I live in central GA and have struggled with my lawn for years. Since there are a lot of trees on my lot I have found that St Augustine is my best choice but there are some sunny areas where I want Centipede to grow. They problem is that I have seeded areas with Centipede and put down sod only to watch over a couple of years for weeds and other grasses to take over and crowd out the Centipede completely. Some of these grasses look good in midsummer but die off quickly in August and creating bare spots.
I have tried fescues in these ares and in shady ares but it always dies out in Summer. I have read you can't use them in our area although they work fine 100 miles north in Atlanta.
My lot is hilly with lots of slope, and is completely sandy. I can push a rod 3 feet down with very little resistance.
Any and all advice welcome as I get ready to try again this spring.
If other grasses want to "take over and crowd out the Centipede completely", maybe you should encourage some of them. However, with the soil as sandy as you say, it may not be the choice of which grass variety to use, but the lack of organic matter and nutrients. Bare spots are common on lawns in the South, usually indicating the lack of nutrients to support them. Any grass is going to die out in that sort of situation, even the ones that originally were very competitive. Even if you apply well composted products like Kriket Krap on these bare spots, the rate of decomposition in the Georgia summer pretty much guarantees that you aren't going to have any organic matter left as soon as a year later.

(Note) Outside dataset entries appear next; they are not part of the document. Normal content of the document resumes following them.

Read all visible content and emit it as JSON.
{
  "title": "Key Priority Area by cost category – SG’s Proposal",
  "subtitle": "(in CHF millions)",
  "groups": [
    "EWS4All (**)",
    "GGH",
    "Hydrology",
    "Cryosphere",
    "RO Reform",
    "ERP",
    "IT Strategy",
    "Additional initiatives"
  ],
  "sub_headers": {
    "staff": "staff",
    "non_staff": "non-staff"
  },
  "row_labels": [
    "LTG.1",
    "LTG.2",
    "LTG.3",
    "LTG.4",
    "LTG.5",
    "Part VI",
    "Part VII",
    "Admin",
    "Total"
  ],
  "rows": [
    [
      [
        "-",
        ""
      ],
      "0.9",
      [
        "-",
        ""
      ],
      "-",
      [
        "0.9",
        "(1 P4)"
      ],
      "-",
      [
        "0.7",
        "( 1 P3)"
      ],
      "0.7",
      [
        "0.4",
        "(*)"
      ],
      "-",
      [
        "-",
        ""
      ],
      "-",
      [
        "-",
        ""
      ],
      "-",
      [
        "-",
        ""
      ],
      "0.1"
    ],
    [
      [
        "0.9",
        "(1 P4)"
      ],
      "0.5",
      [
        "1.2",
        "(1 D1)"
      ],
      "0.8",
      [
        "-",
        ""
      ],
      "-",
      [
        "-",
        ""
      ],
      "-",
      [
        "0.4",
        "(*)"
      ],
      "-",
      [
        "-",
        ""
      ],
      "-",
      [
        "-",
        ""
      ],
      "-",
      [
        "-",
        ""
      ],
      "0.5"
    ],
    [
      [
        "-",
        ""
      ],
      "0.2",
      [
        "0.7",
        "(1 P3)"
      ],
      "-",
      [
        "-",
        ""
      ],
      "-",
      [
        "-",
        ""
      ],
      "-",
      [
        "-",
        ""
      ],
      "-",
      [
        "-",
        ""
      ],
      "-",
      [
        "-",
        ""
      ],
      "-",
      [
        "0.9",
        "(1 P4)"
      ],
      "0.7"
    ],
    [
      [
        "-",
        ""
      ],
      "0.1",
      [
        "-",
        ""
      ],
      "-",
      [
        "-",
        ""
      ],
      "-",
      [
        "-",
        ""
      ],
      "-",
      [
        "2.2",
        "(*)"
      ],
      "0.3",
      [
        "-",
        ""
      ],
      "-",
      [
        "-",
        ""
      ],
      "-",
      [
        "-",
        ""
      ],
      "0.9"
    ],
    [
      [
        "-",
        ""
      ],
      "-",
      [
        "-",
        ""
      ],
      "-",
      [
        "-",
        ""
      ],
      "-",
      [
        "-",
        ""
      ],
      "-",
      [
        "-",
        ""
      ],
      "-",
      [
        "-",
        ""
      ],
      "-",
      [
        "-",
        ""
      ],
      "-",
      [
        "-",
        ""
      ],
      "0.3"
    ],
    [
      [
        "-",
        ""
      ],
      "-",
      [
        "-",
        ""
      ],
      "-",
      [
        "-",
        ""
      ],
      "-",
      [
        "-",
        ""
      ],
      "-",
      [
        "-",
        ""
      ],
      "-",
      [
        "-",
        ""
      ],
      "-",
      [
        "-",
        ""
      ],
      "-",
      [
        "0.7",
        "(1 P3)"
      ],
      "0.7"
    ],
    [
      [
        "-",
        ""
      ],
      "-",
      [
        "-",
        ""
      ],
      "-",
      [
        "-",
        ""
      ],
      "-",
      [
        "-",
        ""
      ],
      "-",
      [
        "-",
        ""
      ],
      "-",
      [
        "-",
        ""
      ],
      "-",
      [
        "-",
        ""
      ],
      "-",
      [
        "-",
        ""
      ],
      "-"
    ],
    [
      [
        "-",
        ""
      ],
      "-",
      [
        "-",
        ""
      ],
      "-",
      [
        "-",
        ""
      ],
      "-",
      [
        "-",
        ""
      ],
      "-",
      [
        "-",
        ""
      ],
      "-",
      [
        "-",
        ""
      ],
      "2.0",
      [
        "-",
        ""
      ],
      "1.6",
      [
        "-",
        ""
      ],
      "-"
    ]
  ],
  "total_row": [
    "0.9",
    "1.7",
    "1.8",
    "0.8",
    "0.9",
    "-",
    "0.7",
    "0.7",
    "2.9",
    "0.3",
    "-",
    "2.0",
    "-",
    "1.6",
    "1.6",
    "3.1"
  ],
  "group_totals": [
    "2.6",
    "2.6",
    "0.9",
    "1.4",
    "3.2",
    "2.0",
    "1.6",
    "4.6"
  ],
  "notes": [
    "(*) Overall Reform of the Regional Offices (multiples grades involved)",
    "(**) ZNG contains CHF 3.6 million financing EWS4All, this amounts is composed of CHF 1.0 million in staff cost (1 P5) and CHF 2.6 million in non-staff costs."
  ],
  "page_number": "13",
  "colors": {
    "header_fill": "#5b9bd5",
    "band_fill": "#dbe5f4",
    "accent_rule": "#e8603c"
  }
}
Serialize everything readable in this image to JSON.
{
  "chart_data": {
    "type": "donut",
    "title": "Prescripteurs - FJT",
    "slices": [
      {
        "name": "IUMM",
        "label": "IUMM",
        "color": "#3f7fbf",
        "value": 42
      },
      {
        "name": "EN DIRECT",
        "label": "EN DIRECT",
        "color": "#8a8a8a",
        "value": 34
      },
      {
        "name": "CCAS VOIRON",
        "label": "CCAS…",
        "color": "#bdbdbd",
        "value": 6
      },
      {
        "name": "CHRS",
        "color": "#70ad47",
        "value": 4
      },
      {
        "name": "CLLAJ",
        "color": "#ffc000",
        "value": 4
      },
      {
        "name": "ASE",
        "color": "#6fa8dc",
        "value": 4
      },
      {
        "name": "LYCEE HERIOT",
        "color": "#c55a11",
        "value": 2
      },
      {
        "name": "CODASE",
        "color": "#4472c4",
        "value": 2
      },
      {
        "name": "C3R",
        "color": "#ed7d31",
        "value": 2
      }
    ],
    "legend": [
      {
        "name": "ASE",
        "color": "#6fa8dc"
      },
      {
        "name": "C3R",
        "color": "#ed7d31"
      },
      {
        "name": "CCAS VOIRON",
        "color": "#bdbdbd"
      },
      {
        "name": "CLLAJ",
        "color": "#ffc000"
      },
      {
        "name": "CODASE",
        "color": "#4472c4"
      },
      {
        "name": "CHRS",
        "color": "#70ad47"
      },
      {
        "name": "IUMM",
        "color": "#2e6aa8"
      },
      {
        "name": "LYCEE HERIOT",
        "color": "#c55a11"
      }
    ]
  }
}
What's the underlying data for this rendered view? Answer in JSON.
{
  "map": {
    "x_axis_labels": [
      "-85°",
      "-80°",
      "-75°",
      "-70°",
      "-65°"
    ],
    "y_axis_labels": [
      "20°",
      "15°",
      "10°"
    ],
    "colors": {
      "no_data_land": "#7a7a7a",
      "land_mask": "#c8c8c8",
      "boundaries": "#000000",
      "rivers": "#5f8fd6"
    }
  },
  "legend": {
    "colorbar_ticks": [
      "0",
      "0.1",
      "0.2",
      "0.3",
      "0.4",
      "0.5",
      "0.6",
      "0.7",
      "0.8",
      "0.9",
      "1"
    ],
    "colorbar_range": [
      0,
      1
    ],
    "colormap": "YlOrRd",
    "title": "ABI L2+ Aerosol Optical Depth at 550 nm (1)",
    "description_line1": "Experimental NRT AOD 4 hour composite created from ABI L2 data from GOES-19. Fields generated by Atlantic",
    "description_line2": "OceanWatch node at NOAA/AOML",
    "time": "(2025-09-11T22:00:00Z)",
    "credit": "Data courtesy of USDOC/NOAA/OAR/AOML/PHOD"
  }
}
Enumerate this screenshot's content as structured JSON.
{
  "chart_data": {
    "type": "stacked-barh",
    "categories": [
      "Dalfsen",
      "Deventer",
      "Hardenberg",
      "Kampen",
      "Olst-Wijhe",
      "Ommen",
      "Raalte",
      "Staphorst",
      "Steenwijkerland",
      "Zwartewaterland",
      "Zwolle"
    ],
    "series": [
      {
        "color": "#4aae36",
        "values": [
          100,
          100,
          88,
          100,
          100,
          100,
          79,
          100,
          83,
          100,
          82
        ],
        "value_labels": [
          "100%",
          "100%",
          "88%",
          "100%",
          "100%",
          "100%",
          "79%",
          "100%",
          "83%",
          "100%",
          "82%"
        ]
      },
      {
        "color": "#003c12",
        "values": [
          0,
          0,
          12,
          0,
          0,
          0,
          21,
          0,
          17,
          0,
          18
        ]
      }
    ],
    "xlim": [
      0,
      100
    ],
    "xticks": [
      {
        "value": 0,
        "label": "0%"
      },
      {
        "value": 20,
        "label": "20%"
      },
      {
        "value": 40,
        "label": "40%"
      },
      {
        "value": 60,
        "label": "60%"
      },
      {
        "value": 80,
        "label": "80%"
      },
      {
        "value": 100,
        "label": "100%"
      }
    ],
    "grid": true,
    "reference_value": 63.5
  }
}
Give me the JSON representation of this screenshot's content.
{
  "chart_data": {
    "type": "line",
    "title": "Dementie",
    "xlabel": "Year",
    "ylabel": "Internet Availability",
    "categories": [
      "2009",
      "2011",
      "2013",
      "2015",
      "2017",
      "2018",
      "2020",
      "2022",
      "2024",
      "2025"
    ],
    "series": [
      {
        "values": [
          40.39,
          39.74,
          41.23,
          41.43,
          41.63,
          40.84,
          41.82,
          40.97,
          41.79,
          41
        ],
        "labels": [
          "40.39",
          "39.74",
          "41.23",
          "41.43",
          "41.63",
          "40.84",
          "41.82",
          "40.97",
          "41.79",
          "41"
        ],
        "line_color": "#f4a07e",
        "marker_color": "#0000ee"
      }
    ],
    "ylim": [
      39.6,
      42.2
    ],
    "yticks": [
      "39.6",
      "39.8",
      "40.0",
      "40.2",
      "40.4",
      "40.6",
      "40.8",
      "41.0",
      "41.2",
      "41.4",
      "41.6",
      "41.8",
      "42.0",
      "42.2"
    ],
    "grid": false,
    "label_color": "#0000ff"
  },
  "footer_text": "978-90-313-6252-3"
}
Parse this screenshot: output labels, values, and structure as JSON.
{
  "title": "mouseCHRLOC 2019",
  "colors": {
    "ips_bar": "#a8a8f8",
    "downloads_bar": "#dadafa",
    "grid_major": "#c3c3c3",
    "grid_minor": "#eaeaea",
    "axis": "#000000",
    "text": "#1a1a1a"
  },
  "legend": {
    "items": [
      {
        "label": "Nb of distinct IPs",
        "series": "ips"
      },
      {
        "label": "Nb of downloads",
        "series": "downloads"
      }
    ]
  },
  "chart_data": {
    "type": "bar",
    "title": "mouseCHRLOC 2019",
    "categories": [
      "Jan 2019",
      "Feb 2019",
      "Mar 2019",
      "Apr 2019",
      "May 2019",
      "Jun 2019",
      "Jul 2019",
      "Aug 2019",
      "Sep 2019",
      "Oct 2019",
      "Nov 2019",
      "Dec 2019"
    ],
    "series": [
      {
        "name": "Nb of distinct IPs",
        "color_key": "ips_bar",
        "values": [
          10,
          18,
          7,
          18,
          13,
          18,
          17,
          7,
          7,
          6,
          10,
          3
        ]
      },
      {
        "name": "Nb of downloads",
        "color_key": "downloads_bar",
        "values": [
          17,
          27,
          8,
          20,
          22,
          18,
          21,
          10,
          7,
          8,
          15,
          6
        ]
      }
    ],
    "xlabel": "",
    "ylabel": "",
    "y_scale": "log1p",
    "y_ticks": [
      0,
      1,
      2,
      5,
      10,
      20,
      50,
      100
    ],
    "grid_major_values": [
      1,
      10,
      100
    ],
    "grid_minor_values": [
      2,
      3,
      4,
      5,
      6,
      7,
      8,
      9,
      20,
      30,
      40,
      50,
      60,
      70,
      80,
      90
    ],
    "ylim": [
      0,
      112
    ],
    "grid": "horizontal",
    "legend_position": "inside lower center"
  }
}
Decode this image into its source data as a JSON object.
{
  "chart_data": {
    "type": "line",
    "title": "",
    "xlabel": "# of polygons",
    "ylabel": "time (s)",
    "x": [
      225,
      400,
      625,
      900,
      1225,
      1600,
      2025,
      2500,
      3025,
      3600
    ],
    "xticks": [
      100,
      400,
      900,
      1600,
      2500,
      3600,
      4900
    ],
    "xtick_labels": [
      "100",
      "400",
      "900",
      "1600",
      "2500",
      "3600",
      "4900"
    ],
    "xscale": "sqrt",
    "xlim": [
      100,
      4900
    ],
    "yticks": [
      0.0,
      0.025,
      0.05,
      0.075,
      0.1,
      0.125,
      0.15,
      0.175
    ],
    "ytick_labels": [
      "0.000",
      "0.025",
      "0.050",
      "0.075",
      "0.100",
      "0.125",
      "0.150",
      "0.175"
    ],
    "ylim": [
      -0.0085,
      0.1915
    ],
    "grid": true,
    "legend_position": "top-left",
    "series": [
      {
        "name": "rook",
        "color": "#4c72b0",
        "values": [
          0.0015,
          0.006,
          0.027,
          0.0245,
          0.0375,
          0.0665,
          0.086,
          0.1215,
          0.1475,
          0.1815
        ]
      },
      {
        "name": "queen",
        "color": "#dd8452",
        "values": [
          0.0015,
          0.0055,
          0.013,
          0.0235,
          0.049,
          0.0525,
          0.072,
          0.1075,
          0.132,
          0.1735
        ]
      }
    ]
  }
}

I have built up a fairly robust lawn over the last 5 years, enough so that chickens can graze on it and it recovers in a week or two after the chicken tractor has been moved on. I have some centipede grass, but I also seed it with bahia grass and browntop millet. There is also a bit of bermuda grass, and while it can be a nasty invasive for some people, mine just stays in the background. I also sprinkle around some crimson clover in the fall as a soil building measure. It's off to a slow start this year, as February has been as cold as January.
I should mention that my soil is 6"-12" of clay loam on top of a solid clay subsoil, completely different from your very sandy soil, but both can suffer from lack of organic matter. I am using biochar to build up soil carbon in my garden, and haven't had enough to spare for just the lawn. However, at some point when I am up to my elbows in biochar, I could see working in an inch or two into the lawn. That would be organic matter that will not disappear after one Georgia summer.
posted 5 years ago
I have lived here over 35 years and the situation I described intensified in the last few years. I fertilize twice most every year and have a sprinkler system. The main reason I posted is that in recent years some unidentified weed grasses now are taking over long standing centipede stands. I suppose that the trees are taller so I am dealing with more shade but its just curious that a good standby like centipede all of a sudden can no longer hold its on.
I am open to trying some bahiagrass against these intruders. Anyon have experience with the Argentine bahiagrass vs the more domestic varieties?